793.94/15940: Telegram

The Secretary of State to the Ambassador in Japan (Grew)

202. Your 450, June 14, 7 p.m.74

1. Please call immediately on the Minister for Foreign Affairs and hand to him a formal note with language in effect as follows:75

Mr. Arita’s note was translated and brought to your attention after your meeting with him the afternoon of June 14 and it is of course obvious that it was prepared prior to the representations in regard to the indiscriminate bombing of Chungking which you made to him at that time. The attitude and position of the Government of the United States in regard to warnings such as that conveyed in Mr. Arita’s note have been made clear on several occasions to the Japanese Government. The Government of the United States cannot accept the view that the city of Chungking in general is a legitimate target for air attack.
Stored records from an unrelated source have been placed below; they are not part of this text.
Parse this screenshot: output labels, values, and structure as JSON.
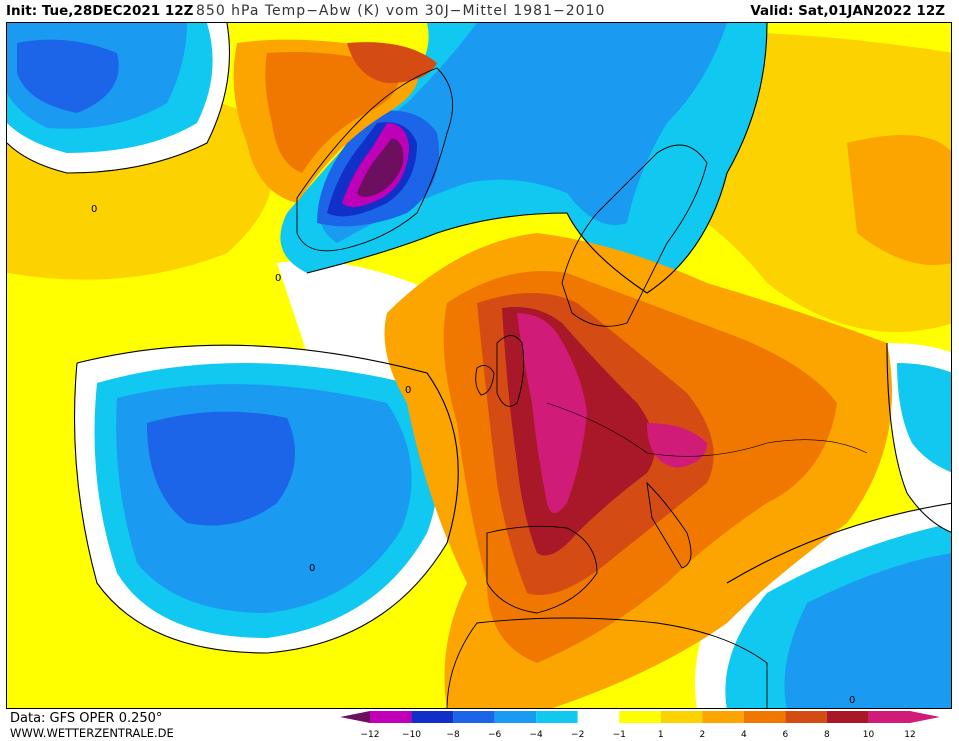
{
  "header": {
    "init": "Init: Tue,28DEC2021 12Z",
    "title": "850 hPa Temp−Abw (K) vom 30J−Mittel 1981−2010",
    "valid": "Valid: Sat,01JAN2022 12Z"
  },
  "footer": {
    "source": "Data: GFS OPER 0.250°",
    "website": "WWW.WETTERZENTRALE.DE"
  },
  "legend": {
    "ticks": [
      "−12",
      "−10",
      "−8",
      "−6",
      "−4",
      "−2",
      "−1",
      "1",
      "2",
      "4",
      "6",
      "8",
      "10",
      "12"
    ],
    "colors": [
      "#6b0f5e",
      "#c000b8",
      "#1030c8",
      "#1c64e8",
      "#1a9af0",
      "#10c8f0",
      "#ffffff",
      "#ffff00",
      "#fcd200",
      "#fca400",
      "#f07800",
      "#d44c14",
      "#a81828",
      "#d01c78"
    ]
  },
  "contour_labels": {
    "zero": "0"
  },
  "colors": {
    "background": "#ffff00",
    "neg1": "#10c8f0",
    "neg2": "#1a9af0",
    "neg3": "#1c64e8",
    "neg4": "#1030c8",
    "neg5": "#c000b8",
    "neg6": "#6b0f5e",
    "pos1": "#fcd200",
    "pos2": "#fca400",
    "pos3": "#f07800",
    "pos4": "#d44c14",
    "pos5": "#a81828",
    "pos6": "#d01c78"
  }
}
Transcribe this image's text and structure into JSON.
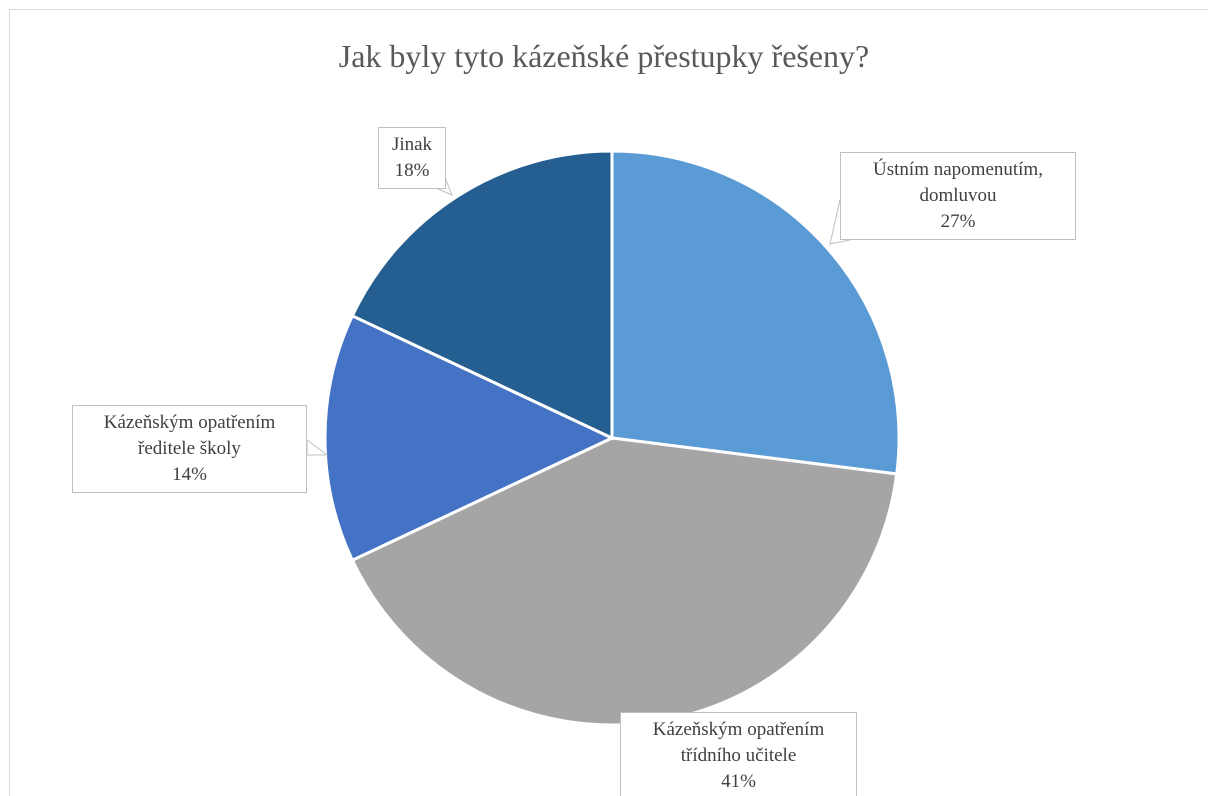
{
  "chart_data": {
    "type": "pie",
    "title": "Jak byly tyto kázeňské přestupky řešeny?",
    "categories": [
      "Ústním napomenutím, domluvou",
      "Kázeňským opatřením třídního učitele",
      "Kázeňským opatřením ředitele školy",
      "Jinak"
    ],
    "values": [
      27,
      41,
      14,
      18
    ],
    "value_labels": [
      "27%",
      "41%",
      "14%",
      "18%"
    ],
    "colors": [
      "#5b9bd5",
      "#a5a5a5",
      "#4472c4",
      "#255e91"
    ]
  }
}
There are a considerable number of American citizens at Chungking and there is American property at Chungking. The Government of the United States maintains there an office of its Embassy to China and a gunboat, the U. S. S. Tutuila. The American citizens at Chungking are there pursuing legitimate activities. The American officials stationed at Chungking, including the American Ambassador to China, are there pursuant to their official duties in maintaining the diplomatic relations of the United States with China. Notwithstanding the fact that Mr. Arita’s note indicates that the Japanese Government does not intend to attack certain areas on the south bank of the Yangtze River in which areas the American Embassy is situated, experience of Japanese bombing operations has amply demonstrated the fact that when any extensive area is subjected to attack there results serious hazard to the lives of all persons in the vicinity, with [Page 879] oftentimes injury to many persons. While American officials have consistently advised and will continue to advise American nationals to withdraw from areas in which special danger exists, such American nationals are under no obligation to do so and in some cases find withdrawal impossible. Accordingly, this Government looks to the Japanese Government to avoid any military operations which would imperil the safety of American nationals and property at Chungking and will expect to hold the Japanese Government responsible for any injury or loss to American nationals occasioned by acts of Japanese armed forces.

2. It is suggested that you supplement the note with oral representations and that, in the course of those representations, you bring to Mr. Arita’s attention the obvious fact that the injuring or killing of American nationals by Japanese bombing operations will have a deplorable effect on relations between the United States and Japan.

Hull
  1. Not printed; it quoted the note of June 14 from the Japanese Minister for Foreign Affairs, printed in Foreign Relations, Japan, 1931–1941, Vol. i, p. 691.
  2. For note delivered by Ambassador Grew on June 15 pursuant to this instruction, see ibid., p. 693.